Half a century ago it was especially unfortunate to have a micropenis; the most common way of dealing with the worst cases (almost no penile shaft, the glans virtually sitting on the pubic skin) was gender reassignment: a boy’s testes and vestigial penis were taken away, an artificial vagina fashioned, and the sufferer was told he was now a girl and prescribed female hormones for the rest of ‘her’ life. Today, advanced surgery can increase the abnormally small organ to something like normal dimensions, using muscles from the forearm, without loss of erogenous sensation. Men thus transformed, as the
New Scientist
reported in 2004, are now able ‘to enjoy a full sex life and urinate standing, some for the first time’.

THE NEUROTIC PENIS

All in the mind

CAN A MAN’S
penis be stolen from him by sorcery? Once, such a fear seems to have been universal. It looms large in the folktales of preliterate societies. It appears in ancient Chinese medical texts. It was part of the European medieval mindscape, resulting in hundreds of witches being burnt at the stake for penis theft. In the
Malleus Maleficarum
, the fifteenth-century guidebook on witches and their ways, the German Dominican monk and witchfinder Jacob Sprenger asserted that witches

collect male organs in great numbers, as many as 20 or 30 members together, and put them in a bird’s nest, or shut them up in a box, where they move themselves like living members and eat corn and oats, as has been seen by many and is a matter of common report . . . a certain man tells that, when he had lost his member, he approached a known witch to ask her to restore it to him. She told the afflicted man to climb a certain tree, and that he might take which
he
liked out of a nest in which there were several members. And when he tried to take a big one, the witch said ‘You must not take that one, it belongs to a parish priest.’
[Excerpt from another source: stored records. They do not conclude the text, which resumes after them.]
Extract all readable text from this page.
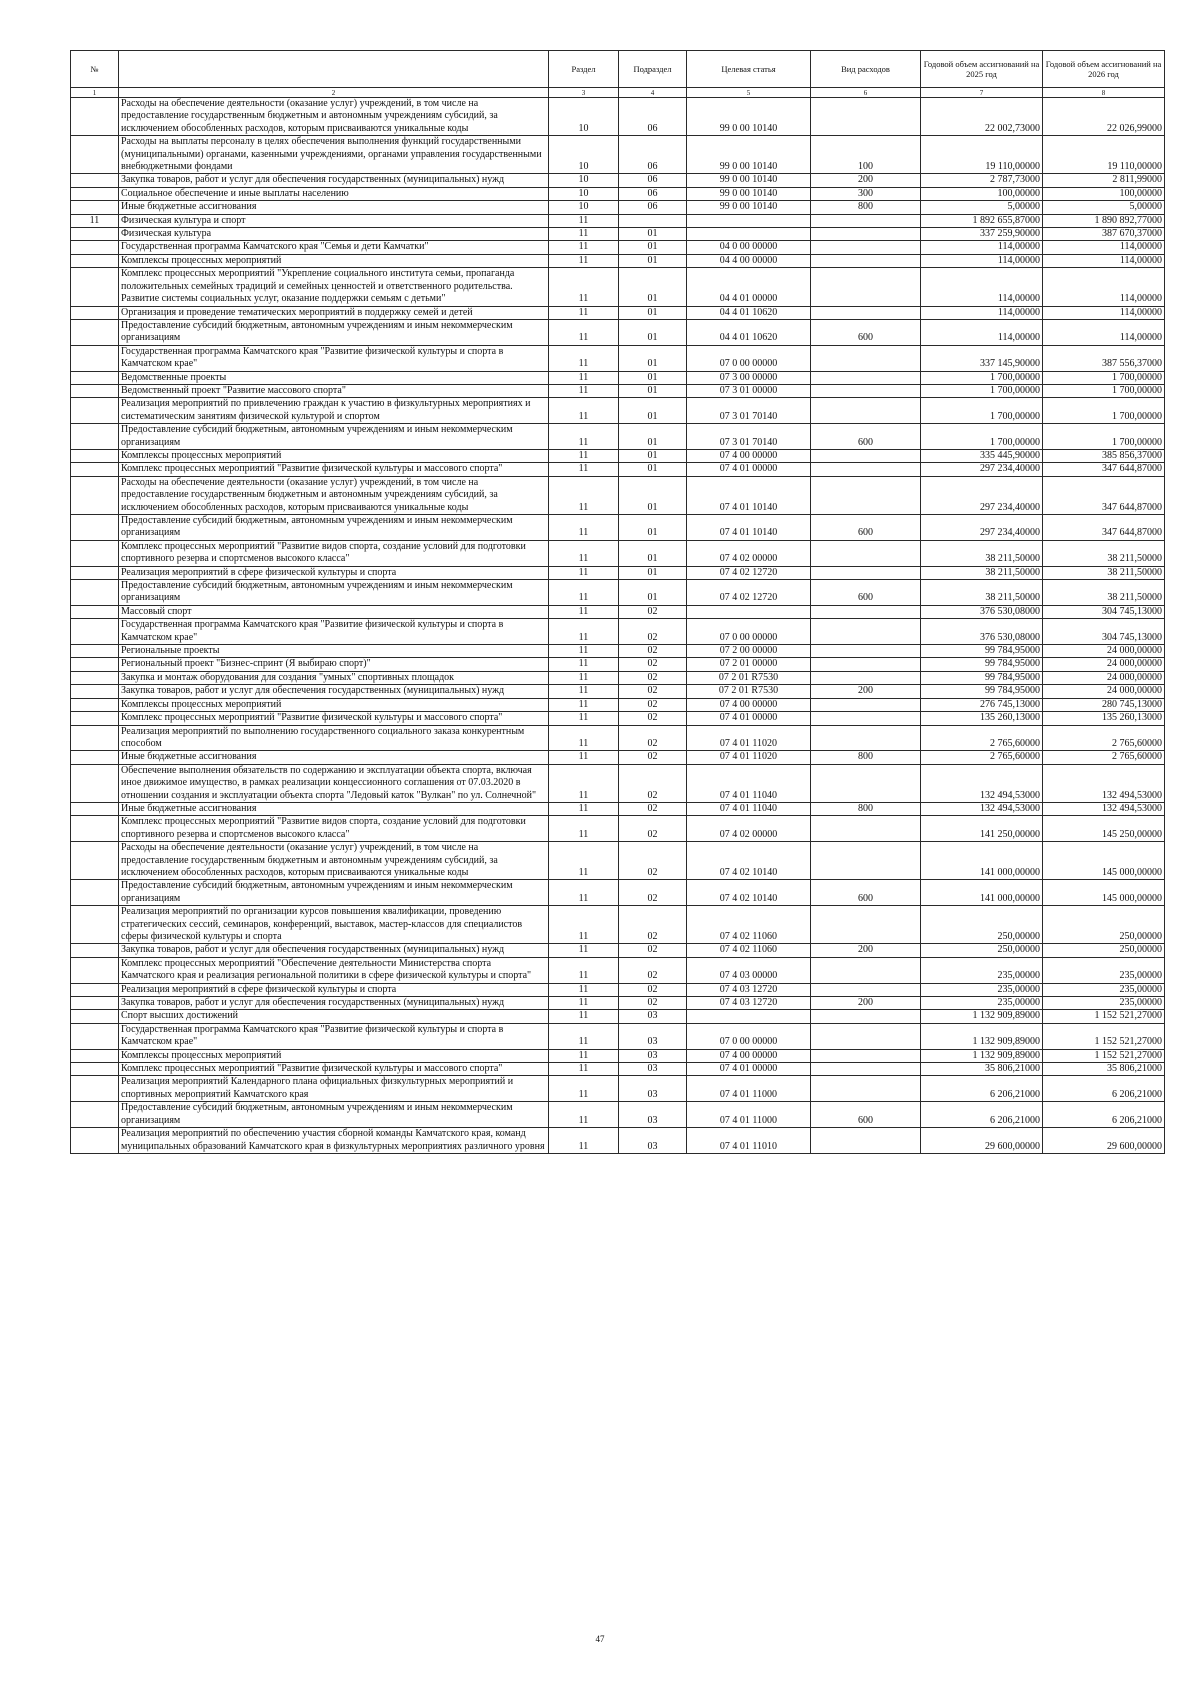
№		Раздел	Подраздел	Целевая статья	Вид расходов	Годовой объем ассигнований на 2025 год	Годовой объем ассигнований на 2026 год
1	2	3	4	5	6	7	8
	Расходы на обеспечение деятельности (оказание услуг) учреждений, в том числе на предоставление государственным бюджетным и автономным учреждениям субсидий, за исключением обособленных расходов, которым присваиваются уникальные коды	10	06	99 0 00 10140		22 002,73000	22 026,99000
	Расходы на выплаты персоналу в целях обеспечения выполнения функций государственными (муниципальными) органами, казенными учреждениями, органами управления государственными внебюджетными фондами	10	06	99 0 00 10140	100	19 110,00000	19 110,00000
	Закупка товаров, работ и услуг для обеспечения государственных (муниципальных) нужд	10	06	99 0 00 10140	200	2 787,73000	2 811,99000
	Социальное обеспечение и иные выплаты населению	10	06	99 0 00 10140	300	100,00000	100,00000
	Иные бюджетные ассигнования	10	06	99 0 00 10140	800	5,00000	5,00000
11	Физическая культура и спорт	11				1 892 655,87000	1 890 892,77000
	Физическая культура	11	01			337 259,90000	387 670,37000
	Государственная программа Камчатского края "Семья и дети Камчатки"	11	01	04 0 00 00000		114,00000	114,00000
	Комплексы процессных мероприятий	11	01	04 4 00 00000		114,00000	114,00000
	Комплекс процессных мероприятий "Укрепление социального института семьи, пропаганда положительных семейных традиций и семейных ценностей и ответственного родительства. Развитие системы социальных услуг, оказание поддержки семьям с детьми"	11	01	04 4 01 00000		114,00000	114,00000
	Организация и проведение тематических мероприятий в поддержку семей и детей	11	01	04 4 01 10620		114,00000	114,00000
	Предоставление субсидий бюджетным, автономным учреждениям и иным некоммерческим организациям	11	01	04 4 01 10620	600	114,00000	114,00000
	Государственная программа Камчатского края "Развитие физической культуры и спорта в Камчатском крае"	11	01	07 0 00 00000		337 145,90000	387 556,37000
	Ведомственные проекты	11	01	07 3 00 00000		1 700,00000	1 700,00000
	Ведомственный проект "Развитие массового спорта"	11	01	07 3 01 00000		1 700,00000	1 700,00000
	Реализация мероприятий по привлечению граждан к участию в физкультурных мероприятиях и систематическим занятиям физической культурой и спортом	11	01	07 3 01 70140		1 700,00000	1 700,00000
	Предоставление субсидий бюджетным, автономным учреждениям и иным некоммерческим организациям	11	01	07 3 01 70140	600	1 700,00000	1 700,00000
	Комплексы процессных мероприятий	11	01	07 4 00 00000		335 445,90000	385 856,37000
	Комплекс процессных мероприятий "Развитие физической культуры и массового спорта"	11	01	07 4 01 00000		297 234,40000	347 644,87000
	Расходы на обеспечение деятельности (оказание услуг) учреждений, в том числе на предоставление государственным бюджетным и автономным учреждениям субсидий, за исключением обособленных расходов, которым присваиваются уникальные коды	11	01	07 4 01 10140		297 234,40000	347 644,87000
	Предоставление субсидий бюджетным, автономным учреждениям и иным некоммерческим организациям	11	01	07 4 01 10140	600	297 234,40000	347 644,87000
	Комплекс процессных мероприятий "Развитие видов спорта, создание условий для подготовки спортивного резерва и спортсменов высокого класса"	11	01	07 4 02 00000		38 211,50000	38 211,50000
	Реализация мероприятий в сфере физической культуры и спорта	11	01	07 4 02 12720		38 211,50000	38 211,50000
	Предоставление субсидий бюджетным, автономным учреждениям и иным некоммерческим организациям	11	01	07 4 02 12720	600	38 211,50000	38 211,50000
	Массовый спорт	11	02			376 530,08000	304 745,13000
	Государственная программа Камчатского края "Развитие физической культуры и спорта в Камчатском крае"	11	02	07 0 00 00000		376 530,08000	304 745,13000
	Региональные проекты	11	02	07 2 00 00000		99 784,95000	24 000,00000
	Региональный проект "Бизнес-спринт (Я выбираю спорт)"	11	02	07 2 01 00000		99 784,95000	24 000,00000
	Закупка и монтаж оборудования для создания "умных" спортивных площадок	11	02	07 2 01 R7530		99 784,95000	24 000,00000
	Закупка товаров, работ и услуг для обеспечения государственных (муниципальных) нужд	11	02	07 2 01 R7530	200	99 784,95000	24 000,00000
	Комплексы процессных мероприятий	11	02	07 4 00 00000		276 745,13000	280 745,13000
	Комплекс процессных мероприятий "Развитие физической культуры и массового спорта"	11	02	07 4 01 00000		135 260,13000	135 260,13000
	Реализация мероприятий по выполнению государственного социального заказа конкурентным способом	11	02	07 4 01 11020		2 765,60000	2 765,60000
	Иные бюджетные ассигнования	11	02	07 4 01 11020	800	2 765,60000	2 765,60000
	Обеспечение выполнения обязательств по содержанию и эксплуатации объекта спорта, включая иное движимое имущество, в рамках реализации концессионного соглашения от 07.03.2020 в отношении создания и эксплуатации объекта спорта "Ледовый каток "Вулкан" по ул. Солнечной"	11	02	07 4 01 11040		132 494,53000	132 494,53000
	Иные бюджетные ассигнования	11	02	07 4 01 11040	800	132 494,53000	132 494,53000
	Комплекс процессных мероприятий "Развитие видов спорта, создание условий для подготовки спортивного резерва и спортсменов высокого класса"	11	02	07 4 02 00000		141 250,00000	145 250,00000
	Расходы на обеспечение деятельности (оказание услуг) учреждений, в том числе на предоставление государственным бюджетным и автономным учреждениям субсидий, за исключением обособленных расходов, которым присваиваются уникальные коды	11	02	07 4 02 10140		141 000,00000	145 000,00000
	Предоставление субсидий бюджетным, автономным учреждениям и иным некоммерческим организациям	11	02	07 4 02 10140	600	141 000,00000	145 000,00000
	Реализация мероприятий по организации курсов повышения квалификации, проведению стратегических сессий, семинаров, конференций, выставок, мастер-классов для специалистов сферы физической культуры и спорта	11	02	07 4 02 11060		250,00000	250,00000
	Закупка товаров, работ и услуг для обеспечения государственных (муниципальных) нужд	11	02	07 4 02 11060	200	250,00000	250,00000
	Комплекс процессных мероприятий "Обеспечение деятельности Министерства спорта Камчатского края и реализация региональной политики в сфере физической культуры и спорта"	11	02	07 4 03 00000		235,00000	235,00000
	Реализация мероприятий в сфере физической культуры и спорта	11	02	07 4 03 12720		235,00000	235,00000
	Закупка товаров, работ и услуг для обеспечения государственных (муниципальных) нужд	11	02	07 4 03 12720	200	235,00000	235,00000
	Спорт высших достижений	11	03			1 132 909,89000	1 152 521,27000
	Государственная программа Камчатского края "Развитие физической культуры и спорта в Камчатском крае"	11	03	07 0 00 00000		1 132 909,89000	1 152 521,27000
	Комплексы процессных мероприятий	11	03	07 4 00 00000		1 132 909,89000	1 152 521,27000
	Комплекс процессных мероприятий "Развитие физической культуры и массового спорта"	11	03	07 4 01 00000		35 806,21000	35 806,21000
	Реализация мероприятий Календарного плана официальных физкультурных мероприятий и спортивных мероприятий Камчатского края	11	03	07 4 01 11000		6 206,21000	6 206,21000
	Предоставление субсидий бюджетным, автономным учреждениям и иным некоммерческим организациям	11	03	07 4 01 11000	600	6 206,21000	6 206,21000
	Реализация мероприятий по обеспечению участия сборной команды Камчатского края, команд муниципальных образований Камчатского края в физкультурных мероприятиях различного уровня	11	03	07 4 01 11010		29 600,00000	29 600,00000
47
Such was the pathological state of medieval thinking that witches were believed to have intercourse with the devil, whose penis was said by some to be at the rear and covered in scales, while others declared that it was forked or, indeed, that he had two, in either case for the purpose of simultaneous front and rear penetration. The devil’s ejaculate was reputed as cold as ice and exceeded that of a thousand men. Freud believed that the witch’s broomstick was really a metaphor for ‘the great Lord Penis’.

In the modern world, the delusional disorder of penis theft is largely confined to the countries of West and Central Africa. Those from Malaysia, Borneo and southern India and China have a related but different anxiety – the belief that it’s possible for their penis to shrink into their abdomen, which will cause them to die and become ghosts. Periodic epidemics of hysteria occur, sweeping through towns or cities or even entire countries. In a recent isolated instance in the Sudanese capital Khartoum, a rumour warned men not to shake hands with a ‘mysterious West African’, whose handshake melted genitals. Scores who thought themselves afflicted sought medical treatment. Alleged penis thieves in Africa are routinely hanged or set alight with petrol by angry mobs. But the mysterious West African was never found, which isn’t surprising: the rumour was a hoax – spread by text-messaging.